I got the official word at work last night that I won't be passing my Phase 2 training phase. In order to pass you have to have four days of evaluation scores of 3 or higher. I've not gotten a 3 on most of the call taking scoring items at all this phase. My trainer told me on Sunday that I was to work on controlling my callers. That appears to be my struggle right now. Despite feeling like Monday went better we had a bit of a heated discussion about my training, to which I teared up. I seem to be doing that a lot these days. It is embarrassing to see "emotional" show up in your evaluation.
I got to work yesterday and was told I would be taken off the console and would be riding with an officer and that today I would also not be working the console. I talked with the supervisor that told me I would be going to what they call prescription training. It is where you go to a new trainer and they focus on the area that is causing you the most trouble. They try to take out all the other components and zone in on just that issue. I'll find out later today which trainer I'll be moving to. I am mostly worried it will mess with the Vegas plans we have set up in two weeks. I think I should end up with a trainer that has the same days off as I as expecting to be in two weeks.
The positive out of all of this is that I will get a new trainer. I have really struggled these last five weeks with my current trainer. It is really hard to talk to her and often times I am frustrated and want to cry or start crying when we do try to talk. I had the fear that my evaluation from Monday would say I was argumentative or defiant, which it did say that, as well as her saying I was placing blame on her. NOT GOOD! The supervisor said that she feels me showing that I want to do better is a good thing and that if I was being rude or dismissive instead that would be a red flag. I do want to get better. I do want to succeed in this job. Training is tough stuff!

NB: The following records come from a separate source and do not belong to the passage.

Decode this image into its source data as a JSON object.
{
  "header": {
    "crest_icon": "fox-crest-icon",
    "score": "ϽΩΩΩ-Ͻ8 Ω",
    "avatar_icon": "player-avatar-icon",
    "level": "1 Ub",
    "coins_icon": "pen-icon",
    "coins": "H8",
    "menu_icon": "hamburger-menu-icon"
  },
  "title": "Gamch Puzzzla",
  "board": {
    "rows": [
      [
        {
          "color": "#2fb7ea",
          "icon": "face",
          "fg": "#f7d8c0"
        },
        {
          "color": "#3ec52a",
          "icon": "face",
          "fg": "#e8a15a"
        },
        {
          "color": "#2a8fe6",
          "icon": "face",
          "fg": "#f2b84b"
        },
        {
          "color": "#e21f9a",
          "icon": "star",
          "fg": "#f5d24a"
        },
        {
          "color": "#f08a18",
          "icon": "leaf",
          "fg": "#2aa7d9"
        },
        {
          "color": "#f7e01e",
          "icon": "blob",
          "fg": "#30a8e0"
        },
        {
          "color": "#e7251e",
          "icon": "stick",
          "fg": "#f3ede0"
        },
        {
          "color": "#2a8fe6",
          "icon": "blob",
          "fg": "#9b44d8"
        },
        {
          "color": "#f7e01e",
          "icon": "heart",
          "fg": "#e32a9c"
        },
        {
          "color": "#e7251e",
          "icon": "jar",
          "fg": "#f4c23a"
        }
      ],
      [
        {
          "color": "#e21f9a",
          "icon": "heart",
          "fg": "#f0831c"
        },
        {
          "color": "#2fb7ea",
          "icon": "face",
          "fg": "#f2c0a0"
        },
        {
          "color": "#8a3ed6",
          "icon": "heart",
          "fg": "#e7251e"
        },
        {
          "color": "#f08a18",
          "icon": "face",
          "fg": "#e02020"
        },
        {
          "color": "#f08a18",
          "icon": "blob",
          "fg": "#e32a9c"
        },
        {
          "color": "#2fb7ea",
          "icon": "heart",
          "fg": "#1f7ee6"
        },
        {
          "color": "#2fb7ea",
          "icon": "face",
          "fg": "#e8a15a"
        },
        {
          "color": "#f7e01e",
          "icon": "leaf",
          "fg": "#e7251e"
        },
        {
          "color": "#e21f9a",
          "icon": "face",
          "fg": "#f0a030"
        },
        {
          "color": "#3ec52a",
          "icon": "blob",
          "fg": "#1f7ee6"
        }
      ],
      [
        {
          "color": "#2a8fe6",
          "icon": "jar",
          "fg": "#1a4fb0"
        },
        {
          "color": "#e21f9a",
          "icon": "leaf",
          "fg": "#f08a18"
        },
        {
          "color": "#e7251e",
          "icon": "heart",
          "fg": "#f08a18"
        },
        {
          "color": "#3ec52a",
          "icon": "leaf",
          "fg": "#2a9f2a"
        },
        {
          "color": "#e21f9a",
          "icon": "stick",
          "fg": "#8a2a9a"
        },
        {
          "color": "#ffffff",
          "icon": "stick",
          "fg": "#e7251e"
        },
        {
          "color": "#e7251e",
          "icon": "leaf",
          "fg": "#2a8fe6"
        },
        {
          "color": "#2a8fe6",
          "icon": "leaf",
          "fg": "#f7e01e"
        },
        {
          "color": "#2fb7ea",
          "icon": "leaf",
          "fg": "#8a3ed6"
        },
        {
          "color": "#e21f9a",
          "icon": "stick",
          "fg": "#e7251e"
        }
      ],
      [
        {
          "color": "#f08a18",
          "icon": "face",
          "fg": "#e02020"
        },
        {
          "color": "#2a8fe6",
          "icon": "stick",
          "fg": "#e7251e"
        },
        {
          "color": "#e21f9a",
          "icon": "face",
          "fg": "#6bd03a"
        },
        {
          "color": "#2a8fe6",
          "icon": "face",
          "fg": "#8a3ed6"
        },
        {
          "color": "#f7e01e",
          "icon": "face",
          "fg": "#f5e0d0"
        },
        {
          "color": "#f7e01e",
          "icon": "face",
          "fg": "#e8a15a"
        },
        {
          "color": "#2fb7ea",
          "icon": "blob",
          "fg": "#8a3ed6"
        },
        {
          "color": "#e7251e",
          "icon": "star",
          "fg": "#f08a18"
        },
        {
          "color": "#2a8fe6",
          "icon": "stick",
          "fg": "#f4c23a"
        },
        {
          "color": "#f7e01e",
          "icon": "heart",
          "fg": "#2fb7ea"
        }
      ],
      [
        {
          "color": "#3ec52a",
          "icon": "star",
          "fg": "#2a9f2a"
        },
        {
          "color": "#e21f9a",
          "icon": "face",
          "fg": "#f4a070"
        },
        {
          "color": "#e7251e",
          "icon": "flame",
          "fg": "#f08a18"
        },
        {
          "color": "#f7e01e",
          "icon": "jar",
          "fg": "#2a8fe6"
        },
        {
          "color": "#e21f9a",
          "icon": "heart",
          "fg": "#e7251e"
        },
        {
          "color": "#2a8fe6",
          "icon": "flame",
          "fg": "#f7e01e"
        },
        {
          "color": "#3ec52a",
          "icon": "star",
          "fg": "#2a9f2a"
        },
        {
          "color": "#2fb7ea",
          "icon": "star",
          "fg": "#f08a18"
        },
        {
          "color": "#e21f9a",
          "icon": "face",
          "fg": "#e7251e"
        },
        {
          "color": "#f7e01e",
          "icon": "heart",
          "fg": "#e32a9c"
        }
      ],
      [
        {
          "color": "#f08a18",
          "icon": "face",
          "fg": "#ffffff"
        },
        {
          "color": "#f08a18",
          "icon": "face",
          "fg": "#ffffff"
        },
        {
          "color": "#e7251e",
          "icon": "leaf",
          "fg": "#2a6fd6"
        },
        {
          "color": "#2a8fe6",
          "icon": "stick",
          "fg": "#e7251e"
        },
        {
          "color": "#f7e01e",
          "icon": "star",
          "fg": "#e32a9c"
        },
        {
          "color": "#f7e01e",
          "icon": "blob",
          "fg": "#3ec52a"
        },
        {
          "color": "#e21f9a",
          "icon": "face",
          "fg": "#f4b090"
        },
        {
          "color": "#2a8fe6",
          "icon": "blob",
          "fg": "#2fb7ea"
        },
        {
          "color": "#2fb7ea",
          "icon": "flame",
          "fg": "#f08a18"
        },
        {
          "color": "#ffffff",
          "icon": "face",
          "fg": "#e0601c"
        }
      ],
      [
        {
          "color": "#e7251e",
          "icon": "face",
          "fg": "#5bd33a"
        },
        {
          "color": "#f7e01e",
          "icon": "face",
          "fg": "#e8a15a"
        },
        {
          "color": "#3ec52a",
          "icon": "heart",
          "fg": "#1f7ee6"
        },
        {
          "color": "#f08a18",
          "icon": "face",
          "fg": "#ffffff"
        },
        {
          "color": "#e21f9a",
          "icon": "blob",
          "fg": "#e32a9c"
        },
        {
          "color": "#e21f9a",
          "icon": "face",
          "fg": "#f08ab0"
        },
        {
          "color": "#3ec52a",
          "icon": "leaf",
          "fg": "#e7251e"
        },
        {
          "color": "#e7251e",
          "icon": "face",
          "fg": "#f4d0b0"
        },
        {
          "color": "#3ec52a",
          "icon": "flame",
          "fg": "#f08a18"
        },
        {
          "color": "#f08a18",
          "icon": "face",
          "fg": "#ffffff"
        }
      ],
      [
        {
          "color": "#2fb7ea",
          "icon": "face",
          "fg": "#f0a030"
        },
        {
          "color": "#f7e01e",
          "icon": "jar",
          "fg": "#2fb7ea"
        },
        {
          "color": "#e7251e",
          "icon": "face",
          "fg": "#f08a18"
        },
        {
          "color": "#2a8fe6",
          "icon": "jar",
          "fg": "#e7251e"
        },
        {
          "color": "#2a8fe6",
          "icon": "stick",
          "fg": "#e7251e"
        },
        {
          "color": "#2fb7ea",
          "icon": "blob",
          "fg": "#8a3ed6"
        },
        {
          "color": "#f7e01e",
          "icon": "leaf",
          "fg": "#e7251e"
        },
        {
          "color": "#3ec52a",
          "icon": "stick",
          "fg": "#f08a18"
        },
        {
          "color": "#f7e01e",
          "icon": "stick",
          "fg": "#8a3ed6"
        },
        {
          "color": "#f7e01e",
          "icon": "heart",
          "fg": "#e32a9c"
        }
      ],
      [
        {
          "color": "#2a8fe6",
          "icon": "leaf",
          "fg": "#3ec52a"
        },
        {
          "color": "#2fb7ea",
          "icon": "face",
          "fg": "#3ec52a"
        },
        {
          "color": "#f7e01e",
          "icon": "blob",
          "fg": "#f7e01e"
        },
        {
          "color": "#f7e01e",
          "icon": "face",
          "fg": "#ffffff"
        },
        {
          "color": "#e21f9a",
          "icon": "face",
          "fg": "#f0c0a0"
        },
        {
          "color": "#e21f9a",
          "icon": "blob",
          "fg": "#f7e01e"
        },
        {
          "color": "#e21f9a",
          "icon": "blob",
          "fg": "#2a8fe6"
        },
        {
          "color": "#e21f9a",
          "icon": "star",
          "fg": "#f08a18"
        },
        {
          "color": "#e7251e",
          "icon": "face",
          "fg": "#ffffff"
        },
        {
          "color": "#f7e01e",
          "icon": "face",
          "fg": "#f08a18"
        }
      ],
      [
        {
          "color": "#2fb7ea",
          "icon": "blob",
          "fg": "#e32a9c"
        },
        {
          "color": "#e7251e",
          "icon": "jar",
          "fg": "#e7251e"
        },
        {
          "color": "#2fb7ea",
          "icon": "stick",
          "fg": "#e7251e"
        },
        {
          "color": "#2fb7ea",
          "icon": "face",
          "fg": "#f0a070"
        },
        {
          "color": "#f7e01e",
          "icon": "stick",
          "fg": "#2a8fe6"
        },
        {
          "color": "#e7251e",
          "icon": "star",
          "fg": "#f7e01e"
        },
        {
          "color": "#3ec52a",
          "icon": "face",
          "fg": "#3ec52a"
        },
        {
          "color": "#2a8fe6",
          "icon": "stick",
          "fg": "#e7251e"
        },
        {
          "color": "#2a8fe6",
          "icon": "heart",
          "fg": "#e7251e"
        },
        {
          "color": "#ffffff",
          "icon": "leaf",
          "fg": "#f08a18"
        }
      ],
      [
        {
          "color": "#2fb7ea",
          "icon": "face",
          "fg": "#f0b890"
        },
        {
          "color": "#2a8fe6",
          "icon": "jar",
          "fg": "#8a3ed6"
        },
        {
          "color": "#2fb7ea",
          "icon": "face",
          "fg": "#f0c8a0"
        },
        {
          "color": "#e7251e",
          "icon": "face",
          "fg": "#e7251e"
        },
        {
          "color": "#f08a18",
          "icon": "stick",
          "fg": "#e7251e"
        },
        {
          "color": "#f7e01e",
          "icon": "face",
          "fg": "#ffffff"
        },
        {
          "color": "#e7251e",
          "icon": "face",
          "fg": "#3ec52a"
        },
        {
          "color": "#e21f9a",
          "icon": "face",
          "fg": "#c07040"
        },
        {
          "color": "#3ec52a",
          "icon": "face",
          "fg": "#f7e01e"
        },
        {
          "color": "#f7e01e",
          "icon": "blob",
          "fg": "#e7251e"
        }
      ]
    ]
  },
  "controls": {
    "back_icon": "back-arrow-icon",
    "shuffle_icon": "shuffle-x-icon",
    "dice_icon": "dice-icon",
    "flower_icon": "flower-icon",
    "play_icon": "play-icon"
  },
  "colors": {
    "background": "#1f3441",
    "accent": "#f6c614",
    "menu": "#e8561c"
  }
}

So, in a nutshell, work has not been going well. I suspect they pulled me from the dispatch floor last night and again today to eliminate any further hostile working conditions. I apologized to my trainer last night after reading that she felt blamed. I told her I wasn't placing blame on anybody but myself. She told me to stop apologizing. I don't get her! Sadly, I have to go back to her later in my training for police dispatch. Hopefully I have perfected my call taking skills by then and we can focus on the new stuff I am to be learning at that time.
I'm still confident that I want to do this job and with time I will prefect my skills. The hard part to stomach is that when I first started with NPD it was new and exciting and I was really happy. The last few weeks have felt like a dark cloud is hanging over my head. I'll be happy for our massage appointments on Friday so I can get my shoulder worked on. They have been extra tight and sore for weeks.
Making a life change is hard. I know that when things are hard that is when we push more to overcome and in doing so can continue to grow. I'm working on being more confident, controlling my callers better, and consistency. I call it my three C's. I just need to stay focused.